Deep Battle Tactics
- Assault Tactics
- Supersonic Flight
- Attack Helicopter
Deep Battle, or reaching into the enemy rear to strike unprotected targets, opens the door to a whole new arena of combat. It offers new units for striking deep like the Assault Helicopter for regular attacks and the Commando for Special Operations.

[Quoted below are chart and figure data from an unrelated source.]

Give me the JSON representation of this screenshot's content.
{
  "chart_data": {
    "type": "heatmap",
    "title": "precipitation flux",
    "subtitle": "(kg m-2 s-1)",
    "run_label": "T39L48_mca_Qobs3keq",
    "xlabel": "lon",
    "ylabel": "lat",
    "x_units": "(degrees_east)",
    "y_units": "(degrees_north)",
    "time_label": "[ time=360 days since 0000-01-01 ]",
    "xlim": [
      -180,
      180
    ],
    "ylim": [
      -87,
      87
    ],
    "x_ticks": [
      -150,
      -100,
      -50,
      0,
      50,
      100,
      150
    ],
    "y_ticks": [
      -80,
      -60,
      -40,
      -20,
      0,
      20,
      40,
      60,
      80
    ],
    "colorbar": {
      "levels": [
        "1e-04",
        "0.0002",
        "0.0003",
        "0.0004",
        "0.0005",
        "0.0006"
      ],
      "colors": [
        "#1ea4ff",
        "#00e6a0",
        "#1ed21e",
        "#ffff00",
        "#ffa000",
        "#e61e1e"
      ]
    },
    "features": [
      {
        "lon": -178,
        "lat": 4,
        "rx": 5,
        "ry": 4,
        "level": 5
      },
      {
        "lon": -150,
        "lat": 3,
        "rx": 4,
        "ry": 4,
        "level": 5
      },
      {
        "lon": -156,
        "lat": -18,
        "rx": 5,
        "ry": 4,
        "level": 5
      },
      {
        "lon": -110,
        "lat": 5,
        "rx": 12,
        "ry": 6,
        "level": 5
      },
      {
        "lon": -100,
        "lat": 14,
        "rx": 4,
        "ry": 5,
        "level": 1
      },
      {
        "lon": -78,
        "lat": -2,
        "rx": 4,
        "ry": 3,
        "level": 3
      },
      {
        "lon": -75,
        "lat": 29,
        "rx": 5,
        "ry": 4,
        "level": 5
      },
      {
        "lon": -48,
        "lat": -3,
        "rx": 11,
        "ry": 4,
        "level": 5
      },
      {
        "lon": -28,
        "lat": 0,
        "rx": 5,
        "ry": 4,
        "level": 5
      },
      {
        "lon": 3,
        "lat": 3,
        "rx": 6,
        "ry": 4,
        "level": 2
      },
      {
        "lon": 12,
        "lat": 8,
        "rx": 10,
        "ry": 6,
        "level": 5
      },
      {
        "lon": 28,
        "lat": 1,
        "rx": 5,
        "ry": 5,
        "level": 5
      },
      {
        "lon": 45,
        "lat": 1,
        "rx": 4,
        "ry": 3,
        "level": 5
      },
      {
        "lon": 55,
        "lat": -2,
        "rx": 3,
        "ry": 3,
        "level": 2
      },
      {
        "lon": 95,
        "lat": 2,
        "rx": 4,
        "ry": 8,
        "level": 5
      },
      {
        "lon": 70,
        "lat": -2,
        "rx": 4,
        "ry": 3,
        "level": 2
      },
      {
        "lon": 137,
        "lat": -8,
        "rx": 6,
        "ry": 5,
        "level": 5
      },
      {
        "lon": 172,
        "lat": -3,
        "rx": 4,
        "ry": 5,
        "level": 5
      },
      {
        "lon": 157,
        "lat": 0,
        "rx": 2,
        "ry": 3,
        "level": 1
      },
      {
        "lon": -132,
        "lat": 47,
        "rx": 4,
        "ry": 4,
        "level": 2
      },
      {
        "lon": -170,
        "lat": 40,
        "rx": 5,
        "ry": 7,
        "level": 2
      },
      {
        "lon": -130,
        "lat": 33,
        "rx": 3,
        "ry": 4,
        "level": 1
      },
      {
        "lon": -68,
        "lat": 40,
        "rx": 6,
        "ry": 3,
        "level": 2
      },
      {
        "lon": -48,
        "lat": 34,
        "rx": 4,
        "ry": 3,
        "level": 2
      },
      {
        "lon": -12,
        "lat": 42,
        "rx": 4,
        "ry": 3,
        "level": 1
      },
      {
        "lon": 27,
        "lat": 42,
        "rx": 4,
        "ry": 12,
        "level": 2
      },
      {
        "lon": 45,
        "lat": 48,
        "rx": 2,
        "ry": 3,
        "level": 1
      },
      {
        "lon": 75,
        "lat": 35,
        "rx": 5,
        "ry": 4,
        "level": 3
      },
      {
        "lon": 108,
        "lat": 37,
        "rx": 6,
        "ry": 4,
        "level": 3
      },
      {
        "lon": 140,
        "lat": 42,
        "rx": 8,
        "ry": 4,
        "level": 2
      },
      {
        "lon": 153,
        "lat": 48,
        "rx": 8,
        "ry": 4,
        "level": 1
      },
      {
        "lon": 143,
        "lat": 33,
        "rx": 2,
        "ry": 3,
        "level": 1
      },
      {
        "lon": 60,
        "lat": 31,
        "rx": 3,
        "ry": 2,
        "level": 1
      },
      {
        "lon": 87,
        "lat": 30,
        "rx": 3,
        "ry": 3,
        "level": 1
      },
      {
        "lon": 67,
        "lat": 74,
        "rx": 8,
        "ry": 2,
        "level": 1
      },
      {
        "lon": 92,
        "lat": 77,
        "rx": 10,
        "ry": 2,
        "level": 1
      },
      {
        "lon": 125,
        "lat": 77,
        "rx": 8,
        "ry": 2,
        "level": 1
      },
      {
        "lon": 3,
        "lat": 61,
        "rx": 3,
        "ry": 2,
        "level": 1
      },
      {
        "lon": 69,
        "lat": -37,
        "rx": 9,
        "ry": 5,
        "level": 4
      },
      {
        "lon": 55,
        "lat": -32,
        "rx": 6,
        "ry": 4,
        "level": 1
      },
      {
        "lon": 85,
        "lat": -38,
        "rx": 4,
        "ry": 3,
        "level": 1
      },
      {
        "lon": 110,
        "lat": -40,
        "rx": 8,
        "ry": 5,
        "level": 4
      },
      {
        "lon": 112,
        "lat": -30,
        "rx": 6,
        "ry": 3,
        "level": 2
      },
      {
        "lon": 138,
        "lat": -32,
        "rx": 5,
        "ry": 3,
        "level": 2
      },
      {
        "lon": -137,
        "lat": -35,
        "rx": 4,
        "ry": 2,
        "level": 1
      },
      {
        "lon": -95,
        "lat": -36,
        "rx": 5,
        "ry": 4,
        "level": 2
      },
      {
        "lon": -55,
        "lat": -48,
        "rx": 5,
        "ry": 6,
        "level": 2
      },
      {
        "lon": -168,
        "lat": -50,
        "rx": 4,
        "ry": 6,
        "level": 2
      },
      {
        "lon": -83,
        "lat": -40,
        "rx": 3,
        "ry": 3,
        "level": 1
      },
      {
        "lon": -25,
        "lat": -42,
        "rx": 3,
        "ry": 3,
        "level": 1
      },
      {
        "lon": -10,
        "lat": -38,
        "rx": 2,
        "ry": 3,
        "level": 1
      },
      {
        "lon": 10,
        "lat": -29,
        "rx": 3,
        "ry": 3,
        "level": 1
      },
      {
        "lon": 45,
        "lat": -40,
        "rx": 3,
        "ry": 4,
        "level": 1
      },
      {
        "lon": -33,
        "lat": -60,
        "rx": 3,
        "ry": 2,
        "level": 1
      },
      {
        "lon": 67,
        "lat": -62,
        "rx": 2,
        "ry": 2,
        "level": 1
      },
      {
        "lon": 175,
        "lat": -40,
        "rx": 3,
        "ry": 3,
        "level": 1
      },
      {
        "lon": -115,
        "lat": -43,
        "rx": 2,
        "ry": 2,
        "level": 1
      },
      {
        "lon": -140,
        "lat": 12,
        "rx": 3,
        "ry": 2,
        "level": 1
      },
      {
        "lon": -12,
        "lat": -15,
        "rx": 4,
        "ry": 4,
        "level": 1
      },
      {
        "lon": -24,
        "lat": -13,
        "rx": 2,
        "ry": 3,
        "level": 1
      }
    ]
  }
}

Deep Battle was originally a Soviet military term. First theorized by Svechin and others in the 1920s, Tukhachevskii and Yegorov made it explicit doctrine in the PU1936 Official (Combat) Regulations: "Simultaneous assault on enemy defenses by aviation and artillery into the depths of the defense." Unfortunately, both Yegorov and Tukhachevskii were shot on Stalin’s orders in the following year, and the German blitzkrieg became the model of actual Deep Battle Tactical operations in World War Two: penetrating the defenses and striking deep to disorganize, surround, and annihilate the enemy. In the 1970s the US Army took up the idea of Deep Battle as a method of canceling their Soviet opponents huge numerical superiority in ground forces in Europe: if you destroy the enemy before he gets anywhere near you, numerical superiority is irrelevant. The US military concentrated on weapons and methods that could ’strike deep’ into the enemy rear to degrade his forces before they ever got to the battlefield: assault helicopters, air strikes, long range Special Forces infantry and long range rocket artillery. The US version of Deep Battle was field tested in Kuwait in 1991, when the Iraqi army was attacked simultaneously from its front line trenches all the way back to Baghdad. Reserves, air support, artillery support, supplies, mobility, and morale were all crushed by air, rocket, helicopter, naval, cruise missile strikes and finally, by a piledriver assault by highly trained mobile forces. Deep Battle Tactics properly applied resulted in one of the most lopsided victories ever achieved in modern war.